I’m sitting looking out the window of the train on the Fitchburg/South Acton line, retracing in reverse the path of the famed Minutemen, the ride of Paul Revere, from Concord through Lincoln and Bedford in to Cambridge and then Boston.

Rolling by me are the colors of the landscape of my home at its most dormant: flat, muted, though not pastel. Predominately grey, though myriad greys. The flat grey sky, only blue in the imagination or when seen in the reflection of the unruffled, frigid water. The grey of tree trunks, not brown, but purples and ash and charcoal and slate, all the color of dead wood, faded weathered timber. The smooth kahki of mown fields with whorls of low hedgerows like tousled salty hair in sleep. Dried grasses the color of my skin. Frozen, bedraggled white pines not white in color but matte dark green. The white snow, grey now on some of its edges, grey from translucence or grime, the white snow marking out paths of footprints or whole slicing paths through the woods, only remaining where it was compressed, the rest now melted to leave these maps of travel. The shrivelled oak leaves, a strangely luminous peachy tan, still on some branches despite all the months of winter winds. Spindly maroon and violet shrub stalks. Tiny, unnoticeable red berries. Washed-out light sage green lichens and emerald mosses on impenetrably grey rock, mottled tan rock, unassuming sienna rock, dull pinkish rock. Through it all, the flat light of the invisible grey-white sun, and the invisible but ever-frigid wind. As it is now, a very restrained, understated, conservative, brittle landscape.
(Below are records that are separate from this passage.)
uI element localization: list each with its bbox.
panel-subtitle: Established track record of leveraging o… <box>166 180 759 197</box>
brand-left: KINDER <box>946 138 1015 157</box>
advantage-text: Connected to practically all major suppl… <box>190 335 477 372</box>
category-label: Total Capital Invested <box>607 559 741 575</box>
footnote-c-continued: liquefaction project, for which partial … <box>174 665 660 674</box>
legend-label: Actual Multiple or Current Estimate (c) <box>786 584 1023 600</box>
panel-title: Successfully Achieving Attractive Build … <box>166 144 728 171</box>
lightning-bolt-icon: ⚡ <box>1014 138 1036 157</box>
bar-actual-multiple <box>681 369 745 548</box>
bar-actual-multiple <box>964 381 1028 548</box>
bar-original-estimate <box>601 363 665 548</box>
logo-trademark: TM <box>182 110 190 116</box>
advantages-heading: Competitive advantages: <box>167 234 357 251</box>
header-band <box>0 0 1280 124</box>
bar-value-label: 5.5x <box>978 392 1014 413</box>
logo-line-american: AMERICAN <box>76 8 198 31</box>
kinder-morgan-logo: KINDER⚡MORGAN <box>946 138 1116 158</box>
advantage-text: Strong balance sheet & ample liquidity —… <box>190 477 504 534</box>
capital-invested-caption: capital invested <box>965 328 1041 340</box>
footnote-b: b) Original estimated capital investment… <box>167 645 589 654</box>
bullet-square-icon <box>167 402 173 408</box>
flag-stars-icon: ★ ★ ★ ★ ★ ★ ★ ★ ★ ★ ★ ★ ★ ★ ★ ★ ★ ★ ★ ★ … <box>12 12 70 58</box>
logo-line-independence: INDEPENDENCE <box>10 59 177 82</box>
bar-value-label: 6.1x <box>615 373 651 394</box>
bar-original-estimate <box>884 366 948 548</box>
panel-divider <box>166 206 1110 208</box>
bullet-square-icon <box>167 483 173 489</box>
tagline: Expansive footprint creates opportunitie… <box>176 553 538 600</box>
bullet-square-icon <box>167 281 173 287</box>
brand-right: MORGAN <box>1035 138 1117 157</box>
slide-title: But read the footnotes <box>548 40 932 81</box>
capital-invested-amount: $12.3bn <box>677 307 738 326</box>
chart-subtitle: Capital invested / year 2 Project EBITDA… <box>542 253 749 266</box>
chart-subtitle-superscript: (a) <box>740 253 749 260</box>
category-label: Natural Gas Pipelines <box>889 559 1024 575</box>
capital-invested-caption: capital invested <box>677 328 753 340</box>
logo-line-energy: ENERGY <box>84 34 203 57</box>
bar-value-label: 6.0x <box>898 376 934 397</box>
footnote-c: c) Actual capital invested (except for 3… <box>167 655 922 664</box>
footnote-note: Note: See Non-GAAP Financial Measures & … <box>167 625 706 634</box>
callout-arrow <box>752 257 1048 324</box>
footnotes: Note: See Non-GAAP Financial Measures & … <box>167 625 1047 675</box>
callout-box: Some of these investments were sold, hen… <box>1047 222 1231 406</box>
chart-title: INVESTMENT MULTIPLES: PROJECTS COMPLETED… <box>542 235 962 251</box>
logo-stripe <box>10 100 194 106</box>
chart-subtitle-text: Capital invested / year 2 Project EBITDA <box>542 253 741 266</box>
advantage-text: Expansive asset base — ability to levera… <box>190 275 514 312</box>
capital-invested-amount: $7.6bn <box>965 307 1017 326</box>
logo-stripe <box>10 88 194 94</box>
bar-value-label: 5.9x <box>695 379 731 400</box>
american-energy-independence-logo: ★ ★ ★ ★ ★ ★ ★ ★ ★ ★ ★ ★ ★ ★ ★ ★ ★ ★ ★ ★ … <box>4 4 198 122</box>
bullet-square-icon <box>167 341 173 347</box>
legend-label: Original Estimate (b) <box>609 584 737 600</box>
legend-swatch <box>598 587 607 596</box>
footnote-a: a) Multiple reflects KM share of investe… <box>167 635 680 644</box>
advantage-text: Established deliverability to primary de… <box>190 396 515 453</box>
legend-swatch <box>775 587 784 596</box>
Later, as we come into the city, a new grey: the grim concrete, the faded pavement. And new colors, mostly muted pink brick, ferrous weeping rust, weakly putty-colored houses. Repetitive new construction making me want again and again to research new synonyms for “taupe”. Faded yellow caution and construction, sometimes old crayon blue instead. Lethargic blacks and browns of drooping fences and trash cans, pine green utility boxes supposed to fade into the landscape but the landscape is asphault and grey. Occasional glints of silvered metal. Even the graffitis and litter and cars stay within this palate.

A fitting and restful palate for my quietude, my hermitage, my exhaustion and fragility of cultural adjustment.

(P.S. I'm literally writing this while riding on the train. Thank you, MBTA, for your free commuter-rail wireless internet access! The wonders of modern technology never cease to amaze me.)